Qu'importe-il, me direz vous, comment que ce soit, pourveu qu'on ne s'en donne point de peine ? Je suis de cet advis : et en quelque maniere qu'on se puisse mettre à l'abri des coups, fust ce soubs la peau d'un veau, je ne suis pas homme qui y reculast : car il me suffit de passer à mon aise, et le meilleur jeu que je me puisse donner, je le prens, si peu glorieux au reste et exemplaire que vous voudrez.
prætulerim delirus inérsque videri,
Dum mea delectent mala me, vel denique fallant,
Quam sapere et ringi.
Mais c'est folie d'y penser arriver par là. Ils vont, ils viennent, ils trottent, ils dansent, de mort nulles nouvelles. Tout cela est beau : mais aussi quand elle arrive, ou à eux ou à leurs femmes, enfans et amis, les surprenant en dessoude et au descouvert, quels tourmens, quels cris, quelle rage et quel desespoir les accable ? Vistes vous jamais rien si rabaissé, si changé, si confus ? Il y faut prouvoir de meilleure heure : Et cette nonchalance bestiale, quand elle pourroit loger en la teste d'un homme d'entendement (ce que je trouve entierement impossible) nous vend trop cher ses denrees. Si c'estoit ennemy qui se peust eviter, je conseillerois d'emprunter les armes de la coüardise : mais puis qu'il ne se peut ; puis qu'il vous attrappe fuyant et poltron aussi bien qu'honeste homme,
Nempe et fugacem persequitur virum,
Nec parcit imbellis juventæ
Poplitibus, timidoque tergo.
Et que nulle trampe de cuirasse vous couvre,
Ille licet ferro cautus se condat in ære,
Mors tamen inclusum protrahet inde caput.
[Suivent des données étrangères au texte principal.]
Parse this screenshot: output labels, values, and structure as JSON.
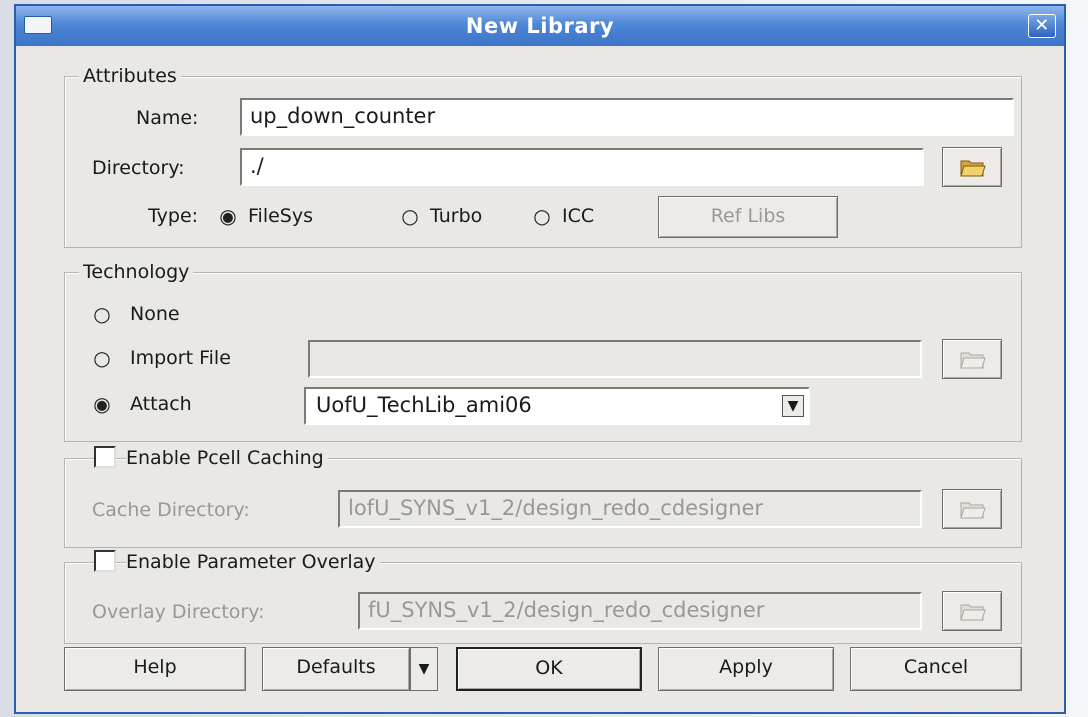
{
  "dialog": {
    "title": "New Library",
    "close_glyph": "✕"
  },
  "attributes": {
    "legend": "Attributes",
    "name_label": "Name:",
    "name_value": "up_down_counter",
    "directory_label": "Directory:",
    "directory_value": "./",
    "type_label": "Type:",
    "type_options": [
      "FileSys",
      "Turbo",
      "ICC"
    ],
    "type_selected": "FileSys",
    "ref_libs_label": "Ref Libs"
  },
  "technology": {
    "legend": "Technology",
    "none_label": "None",
    "import_label": "Import File",
    "import_value": "",
    "attach_label": "Attach",
    "attach_value": "UofU_TechLib_ami06",
    "selected": "Attach"
  },
  "pcell": {
    "checkbox_label": "Enable Pcell Caching",
    "checked": false,
    "cache_label": "Cache Directory:",
    "cache_value": "lofU_SYNS_v1_2/design_redo_cdesigner"
  },
  "overlay": {
    "checkbox_label": "Enable Parameter Overlay",
    "checked": false,
    "overlay_label": "Overlay Directory:",
    "overlay_value": "fU_SYNS_v1_2/design_redo_cdesigner"
  },
  "footer": {
    "help": "Help",
    "defaults": "Defaults",
    "ok": "OK",
    "apply": "Apply",
    "cancel": "Cancel"
  },
  "colors": {
    "title_bar": "#3c74c8",
    "dialog_bg": "#e9e8e4",
    "disabled_text": "#9a9893"
  },
  "icons": {
    "folder": "folder-open-icon",
    "dropdown": "chevron-down-icon",
    "window_menu": "window-menu-icon",
    "close": "close-icon"
  }
}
aprenons à le soustenir de pied ferme, et à le combatre : Et pour commencer à luy oster son plus grand advantage contre nous, prenons voye toute contraire à la commune. Ostons luy l'estrangeté, pratiquons le, accoustumons le, n'ayons rien si souvent en la teste que la mort : à tous instans representons la à nostre imagination et en tous visages. Au broncher d'un cheval, à la cheute d'une tuille, à la moindre piqueure d'espeingle, remachons soudain, Et bien quand ce seroit la mort mesme ? et là dessus, roidissons nous, et nous efforçons. Parmy les festes et la joye, ayons tousjours ce refrein de la souvenance de nostre condition, et ne nous laissons pas si fort emporter au plaisir, que par fois il ne nous repasse en la memoire, en combien de sortes cette nostre allegresse est en butte à la mort, et de combien de prinses elle la menasse. Ainsi faisoient les Egyptiens, qui au milieu de leurs festins et parmy leur meilleure chere, faisoient apporter l'Anatomie seche d'un homme, pour servir d'avertissement aux conviez.
Omnem crede diem tibi diluxisse supremum,
Grata superveniet, quæ non sperabitur hora.
Il est incertain où la mort nous attende, attendons la par tout. La premeditation de la mort, est premeditation de la liberté. Qui a apris à mourir, il a desapris à servir. Il n'y a rien de mal en la vie, pour celuy qui a bien comprins, que la privation de la vie n'est pas mal. Le sçavoir mourir nous afranchit de toute subjection et contraincte. Paulus Æmylius respondit à celuy, que ce miserable Roy de Macedoine son prisonnier luy envoyoit, pour le prier de ne le mener pas en son triomphe, Qu'il en face la requeste à soy mesme.
A la verité en toutes choses si nature ne preste un peu, il est mal-aysé que l'art et l'industrie aillent guiere avant. Je suis de moy-mesme non melancholique, mais songecreux : il n'est rien dequoy je me soye des tousjours plus entretenu que des imaginations de la mort ; voire en la saison la plus licentieuse de mon aage,
Jucundum cum ætas florida ver ageret.
Parmy les dames et les jeux, tel me pensoit empesché à digerer à part moy quelque jalousie, ou l'incertitude de quelque esperance, cependant que je m'entretenois de je ne sçay qui surpris les jours precedens d'une fievre chaude, et de sa fin au partir d'une feste pareille, et la teste pleine d'oisiveté, d'amour et de bon temps, comme moy : et qu'autant m'en pendoit à l'oreille.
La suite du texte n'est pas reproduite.